In the assembly, however, several cabinet members made it clear in a number of ways that they considered the two legislators to be traitors, and demanded proof of their loyalty to Pakistan in return for the government negotiating with them.
Parliament offers a platform where its members can disagree, even disagree strongly, with each other on important issues that concern the people they represent. However, to use it to accuse fellow legislators of treachery is an abuse of that privilege; indeed, such allegations undermine the very purpose of the institution — to bring together the many parts that make up the whole of Pakistan.
Mr Wazir and Mr Dawar were elected by the people of Waziristan to represent them.
To impute a sinister ‘agenda’ to them and question their patriotic credentials is tantamount to casting the same aspersions on their electorate.
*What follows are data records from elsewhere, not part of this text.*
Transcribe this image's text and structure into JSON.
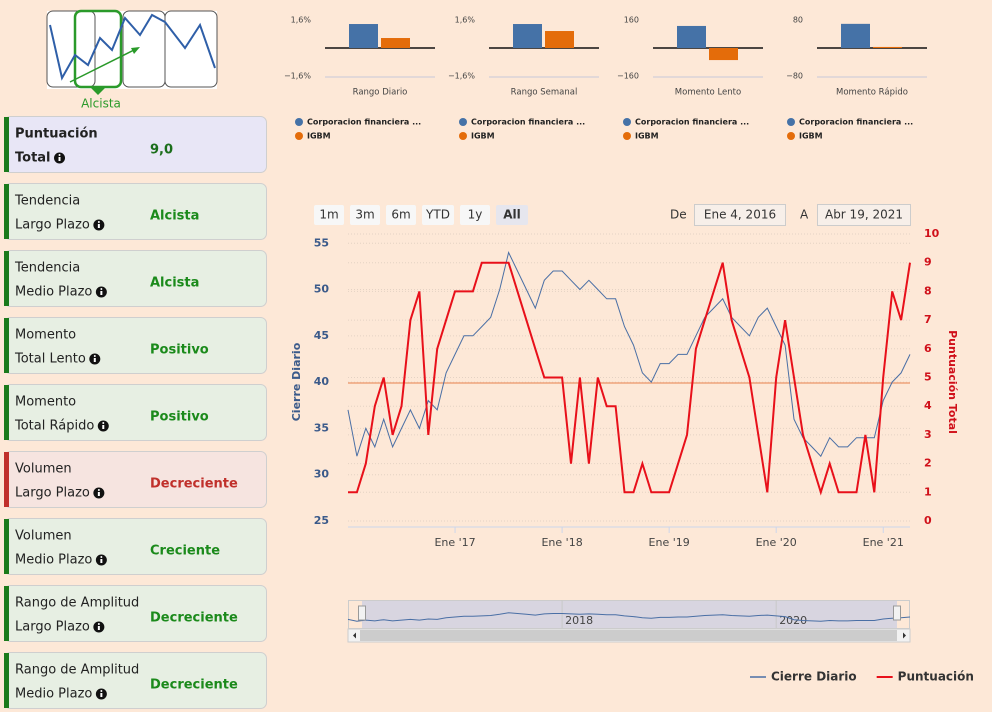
{
  "logo": {
    "label": "Alcista"
  },
  "sidebar": [
    {
      "line1": "Puntuación",
      "line2": "Total",
      "value": "9,0",
      "tone": "neutral"
    },
    {
      "line1": "Tendencia",
      "line2": "Largo Plazo",
      "value": "Alcista",
      "tone": "good"
    },
    {
      "line1": "Tendencia",
      "line2": "Medio Plazo",
      "value": "Alcista",
      "tone": "good"
    },
    {
      "line1": "Momento",
      "line2": "Total Lento",
      "value": "Positivo",
      "tone": "good"
    },
    {
      "line1": "Momento",
      "line2": "Total Rápido",
      "value": "Positivo",
      "tone": "good"
    },
    {
      "line1": "Volumen",
      "line2": "Largo Plazo",
      "value": "Decreciente",
      "tone": "bad"
    },
    {
      "line1": "Volumen",
      "line2": "Medio Plazo",
      "value": "Creciente",
      "tone": "good"
    },
    {
      "line1": "Rango de Amplitud",
      "line2": "Largo Plazo",
      "value": "Decreciente",
      "tone": "good"
    },
    {
      "line1": "Rango de Amplitud",
      "line2": "Medio Plazo",
      "value": "Decreciente",
      "tone": "good"
    }
  ],
  "range_selector": {
    "buttons": [
      "1m",
      "3m",
      "6m",
      "YTD",
      "1y",
      "All"
    ],
    "selected": 5,
    "from_label": "De",
    "from": "Ene 4, 2016",
    "to_label": "A",
    "to": "Abr 19, 2021"
  },
  "chart_data": [
    {
      "type": "bar",
      "title": "Rango Diario",
      "ylim": [
        -1.6,
        1.6
      ],
      "yticks": [
        {
          "value": 1.6,
          "label": "1,6%"
        },
        {
          "value": -1.6,
          "label": "−1,6%"
        }
      ],
      "series": [
        {
          "name": "Corporacion financiera ...",
          "color": "#4572a7",
          "values": [
            1.37
          ]
        },
        {
          "name": "IGBM",
          "color": "#e46c0a",
          "values": [
            0.57
          ]
        }
      ]
    },
    {
      "type": "bar",
      "title": "Rango Semanal",
      "ylim": [
        -1.6,
        1.6
      ],
      "yticks": [
        {
          "value": 1.6,
          "label": "1,6%"
        },
        {
          "value": -1.6,
          "label": "−1,6%"
        }
      ],
      "series": [
        {
          "name": "Corporacion financiera ...",
          "color": "#4572a7",
          "values": [
            1.37
          ]
        },
        {
          "name": "IGBM",
          "color": "#e46c0a",
          "values": [
            0.97
          ]
        }
      ]
    },
    {
      "type": "bar",
      "title": "Momento Lento",
      "ylim": [
        -160,
        160
      ],
      "yticks": [
        160,
        {
          "value": -160,
          "label": "−160"
        }
      ],
      "series": [
        {
          "name": "Corporacion financiera ...",
          "color": "#4572a7",
          "values": [
            126
          ]
        },
        {
          "name": "IGBM",
          "color": "#e46c0a",
          "values": [
            -69
          ]
        }
      ]
    },
    {
      "type": "bar",
      "title": "Momento Rápido",
      "ylim": [
        -80,
        80
      ],
      "yticks": [
        80,
        {
          "value": -80,
          "label": "−80"
        }
      ],
      "series": [
        {
          "name": "Corporacion financiera ...",
          "color": "#4572a7",
          "values": [
            69
          ]
        },
        {
          "name": "IGBM",
          "color": "#e46c0a",
          "values": [
            3
          ]
        }
      ]
    },
    {
      "type": "line",
      "x": [
        "2016-01",
        "2016-02",
        "2016-03",
        "2016-04",
        "2016-05",
        "2016-06",
        "2016-07",
        "2016-08",
        "2016-09",
        "2016-10",
        "2016-11",
        "2016-12",
        "2017-01",
        "2017-02",
        "2017-03",
        "2017-04",
        "2017-05",
        "2017-06",
        "2017-07",
        "2017-08",
        "2017-09",
        "2017-10",
        "2017-11",
        "2017-12",
        "2018-01",
        "2018-02",
        "2018-03",
        "2018-04",
        "2018-05",
        "2018-06",
        "2018-07",
        "2018-08",
        "2018-09",
        "2018-10",
        "2018-11",
        "2018-12",
        "2019-01",
        "2019-02",
        "2019-03",
        "2019-04",
        "2019-05",
        "2019-06",
        "2019-07",
        "2019-08",
        "2019-09",
        "2019-10",
        "2019-11",
        "2019-12",
        "2020-01",
        "2020-02",
        "2020-03",
        "2020-04",
        "2020-05",
        "2020-06",
        "2020-07",
        "2020-08",
        "2020-09",
        "2020-10",
        "2020-11",
        "2020-12",
        "2021-01",
        "2021-02",
        "2021-03",
        "2021-04"
      ],
      "xlim": [
        "2016-01",
        "2021-04"
      ],
      "xticks": [
        {
          "value": "2017-01",
          "label": "Ene '17"
        },
        {
          "value": "2018-01",
          "label": "Ene '18"
        },
        {
          "value": "2019-01",
          "label": "Ene '19"
        },
        {
          "value": "2020-01",
          "label": "Ene '20"
        },
        {
          "value": "2021-01",
          "label": "Ene '21"
        }
      ],
      "ylim": [
        25,
        56
      ],
      "yticks": [
        25,
        30,
        35,
        40,
        45,
        50,
        55
      ],
      "y2lim": [
        0,
        10
      ],
      "y2ticks": [
        0,
        1,
        2,
        3,
        4,
        5,
        6,
        7,
        8,
        9,
        10
      ],
      "y_label": "Cierre Diario",
      "y2_label": "Puntuación Total",
      "grid": true,
      "plot_line": {
        "value": 39.9,
        "color": "#eea27a"
      },
      "legend": "bottom-right",
      "navigator": {
        "xticks": [
          {
            "value": "2018-01",
            "label": "2018"
          },
          {
            "value": "2020-01",
            "label": "2020"
          }
        ]
      },
      "series": [
        {
          "name": "Cierre Diario",
          "color": "#4a6fa5",
          "values": [
            37,
            32,
            35,
            33,
            36,
            33,
            35,
            37,
            35,
            38,
            37,
            41,
            43,
            45,
            45,
            46,
            47,
            50,
            54,
            52,
            50,
            48,
            51,
            52,
            52,
            51,
            50,
            51,
            50,
            49,
            49,
            46,
            44,
            41,
            40,
            42,
            42,
            43,
            43,
            45,
            47,
            48,
            49,
            47,
            46,
            45,
            47,
            48,
            46,
            44,
            36,
            34,
            33,
            32,
            34,
            33,
            33,
            34,
            34,
            34,
            38,
            40,
            41,
            43
          ]
        },
        {
          "name": "Puntuación",
          "color": "#e8101a",
          "axis": "y2",
          "values": [
            1,
            1,
            2,
            4,
            5,
            3,
            4,
            7,
            8,
            3,
            6,
            7,
            8,
            8,
            8,
            9,
            9,
            9,
            9,
            8,
            7,
            6,
            5,
            5,
            5,
            2,
            5,
            2,
            5,
            4,
            4,
            1,
            1,
            2,
            1,
            1,
            1,
            2,
            3,
            6,
            7,
            8,
            9,
            7,
            6,
            5,
            3,
            1,
            5,
            7,
            5,
            3,
            2,
            1,
            2,
            1,
            1,
            1,
            3,
            1,
            5,
            8,
            7,
            9
          ]
        }
      ]
    }
  ]
}
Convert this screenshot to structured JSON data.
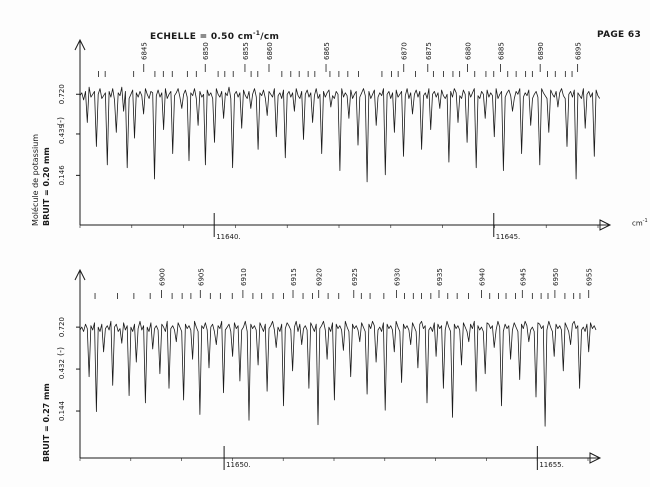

What can be achieved by that, except to further alienate a people who after decades of a terrible, devastating conflict in their native areas, have been brought into the constitutional fold for the first time in Pakistan’s history?
The prime minister himself has conceded that the PTM’s demands are not without merit. An appropriate intercession from him at this point could prevent negative repercussions in the long run, and the unintended consequences of which we should be acutely cognisant. Consider how Bacha Khan, Attaullah Mengal and Sheikh Mujibur Rahman, to name but a few, were declared traitors by a state wishing to silence genuine grievances and suppress legitimate political demands.
That resulted only in deepening the ethnic divides and, in one case, to this nation being torn asunder.